The Knight family had equipped the dam with two plug holes, but nothing could budge the bungs. Teams of horses were attached to chains, but the iron rings on the plugs simply broke off. Eventually brilliant Bob Jones, the man who built the Lynton-Lynmouth Cliff Railway, was brought in and he devised an elaborate system of rams to push the bungs out from the other side of the dam.
And so Pinkery Pond was drained on the first of just two occasions in its long history. The remains of heart-broken Mr Gammin were duly found and apparently herons came from miles around in great flocks and ate all the stranded fish.
But what I find curious and not a little disturbing is that upwards of a thousand people turned up to watch the morbid scene unfold. They must have marched miles to get to one of the most remote corners of the region - just to see a body hauled from the mud.
We turned left, walked along the top of the earthen dam and continued west up the low gradient to Woodbarrow Gate - from where you can look north and see the distant Exmoor coast, or the hills above it anyway, around the area west of Lynmouth.

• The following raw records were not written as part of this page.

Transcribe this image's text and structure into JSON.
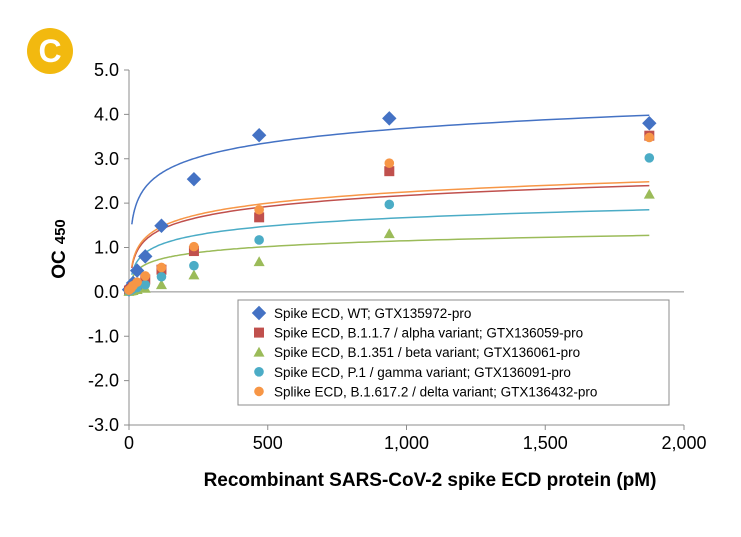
{
  "panel_label": "C",
  "chart_data": {
    "type": "scatter",
    "title": "",
    "xlabel": "Recombinant SARS-CoV-2 spike ECD protein (pM)",
    "ylabel": "OC",
    "ylabel_subscript": "450",
    "xlim": [
      0,
      2000
    ],
    "ylim": [
      -3.0,
      5.0
    ],
    "x_ticks": [
      0,
      500,
      1000,
      1500,
      2000
    ],
    "x_tick_labels": [
      "0",
      "500",
      "1,000",
      "1,500",
      "2,000"
    ],
    "y_ticks": [
      5.0,
      4.0,
      3.0,
      2.0,
      1.0,
      0.0,
      -1.0,
      -2.0,
      -3.0
    ],
    "y_tick_labels": [
      "5.0",
      "4.0",
      "3.0",
      "2.0",
      "1.0",
      "0.0",
      "-1.0",
      "-2.0",
      "-3.0"
    ],
    "grid": false,
    "legend_position": "bottom-right",
    "x": [
      0,
      7.3,
      14.6,
      29.3,
      58.6,
      117,
      234,
      469,
      938,
      1875
    ],
    "series": [
      {
        "name": "Spike ECD, WT; GTX135972-pro",
        "marker": "diamond",
        "color": "#4472C4",
        "values": [
          0.05,
          0.12,
          0.2,
          0.48,
          0.8,
          1.49,
          2.54,
          3.53,
          3.91,
          3.8
        ],
        "fit": {
          "a": 0.47,
          "b": 0.44
        }
      },
      {
        "name": "Spike ECD, B.1.1.7 / alpha variant; GTX136059-pro",
        "marker": "square",
        "color": "#C0504D",
        "values": [
          0.03,
          0.06,
          0.1,
          0.15,
          0.28,
          0.5,
          0.92,
          1.68,
          2.72,
          3.52
        ],
        "fit": {
          "a": 0.355,
          "b": -0.28
        }
      },
      {
        "name": "Spike ECD, B.1.351 / beta variant; GTX136061-pro",
        "marker": "triangle",
        "color": "#9BBB59",
        "values": [
          0.01,
          0.02,
          0.03,
          0.05,
          0.08,
          0.16,
          0.38,
          0.68,
          1.31,
          2.2
        ],
        "fit": {
          "a": 0.19,
          "b": -0.16
        }
      },
      {
        "name": "Spike ECD, P.1 / gamma variant; GTX136091-pro",
        "marker": "circle",
        "color": "#4BACC6",
        "values": [
          0.02,
          0.04,
          0.07,
          0.1,
          0.16,
          0.34,
          0.59,
          1.17,
          1.97,
          3.02
        ],
        "fit": {
          "a": 0.28,
          "b": -0.26
        }
      },
      {
        "name": "Splike ECD, B.1.617.2 / delta variant; GTX136432-pro",
        "marker": "circle",
        "color": "#F79646",
        "values": [
          0.04,
          0.08,
          0.14,
          0.22,
          0.36,
          0.55,
          1.02,
          1.85,
          2.9,
          3.48
        ],
        "fit": {
          "a": 0.365,
          "b": -0.27
        }
      }
    ]
  }
}
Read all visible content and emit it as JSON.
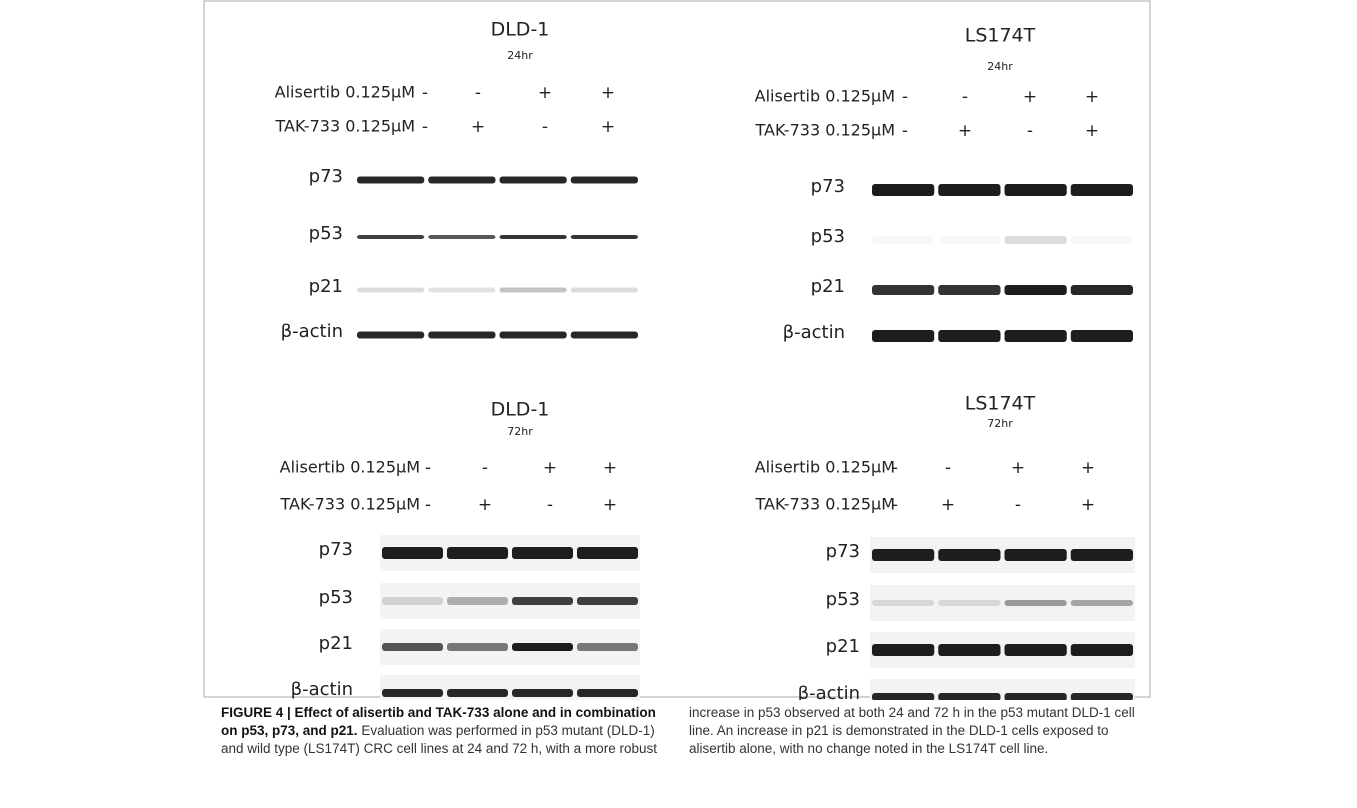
{
  "panels": [
    {
      "title": "DLD-1",
      "time": "24hr",
      "treatments": [
        {
          "label": "Alisertib 0.125μM",
          "signs": [
            "-",
            "-",
            "+",
            "+"
          ]
        },
        {
          "label": "TAK-733 0.125μM",
          "signs": [
            "-",
            "+",
            "-",
            "+"
          ]
        }
      ],
      "proteins": [
        "p73",
        "p53",
        "p21",
        "β-actin"
      ]
    },
    {
      "title": "LS174T",
      "time": "24hr",
      "treatments": [
        {
          "label": "Alisertib 0.125μM",
          "signs": [
            "-",
            "-",
            "+",
            "+"
          ]
        },
        {
          "label": "TAK-733 0.125μM",
          "signs": [
            "-",
            "+",
            "-",
            "+"
          ]
        }
      ],
      "proteins": [
        "p73",
        "p53",
        "p21",
        "β-actin"
      ]
    },
    {
      "title": "DLD-1",
      "time": "72hr",
      "treatments": [
        {
          "label": "Alisertib 0.125μM",
          "signs": [
            "-",
            "-",
            "+",
            "+"
          ]
        },
        {
          "label": "TAK-733 0.125μM",
          "signs": [
            "-",
            "+",
            "-",
            "+"
          ]
        }
      ],
      "proteins": [
        "p73",
        "p53",
        "p21",
        "β-actin"
      ]
    },
    {
      "title": "LS174T",
      "time": "72hr",
      "treatments": [
        {
          "label": "Alisertib 0.125μM",
          "signs": [
            "-",
            "-",
            "+",
            "+"
          ]
        },
        {
          "label": "TAK-733 0.125μM",
          "signs": [
            "-",
            "+",
            "-",
            "+"
          ]
        }
      ],
      "proteins": [
        "p73",
        "p53",
        "p21",
        "β-actin"
      ]
    }
  ],
  "caption": {
    "label": "FIGURE 4 | Effect of alisertib and TAK-733 alone and in combination on p53, p73, and p21.",
    "text": "Evaluation was performed in p53 mutant (DLD-1) and wild type (LS174T) CRC cell lines at 24 and 72 h, with a more robust increase in p53 observed at both 24 and 72 h in the p53 mutant DLD-1 cell line. An increase in p21 is demonstrated in the DLD-1 cells exposed to alisertib alone, with no change noted in the LS174T cell line."
  }
}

Having taken in the view, we began our return by striking due south along the track which is part of the Tarka Trail. This passes Yarbury Combe Head and crosses Broad Mead before gaining the road - which we crossed so we could continue south to the Sloley Standing Stone at the head of Lew Combe.
A bridleway joins the paved lane at its corner here and branches off north east towards the main road along the east side of the shallow boggy valley, past the mysterious Mole’s Chamber where the writer SH Burton was once overtaken by an “overwhelming sense of antiquity”. His sense of time became confused and he realised he was no longer alone - shadowy figures moved down the track with him, their backs bent beneath great bundles…
Perhaps because of this story - more probably because of the onslaught of a heavy April shower - I decided not to go along the bridleway but cut directly across Roostitchen Moor instead. It was a mistake and I’d advise you not to follow my example - keep to the bridleway and you will not end up knee-deep in bog… It isn’t much of a dog leg left, back to your car when you reach the main road.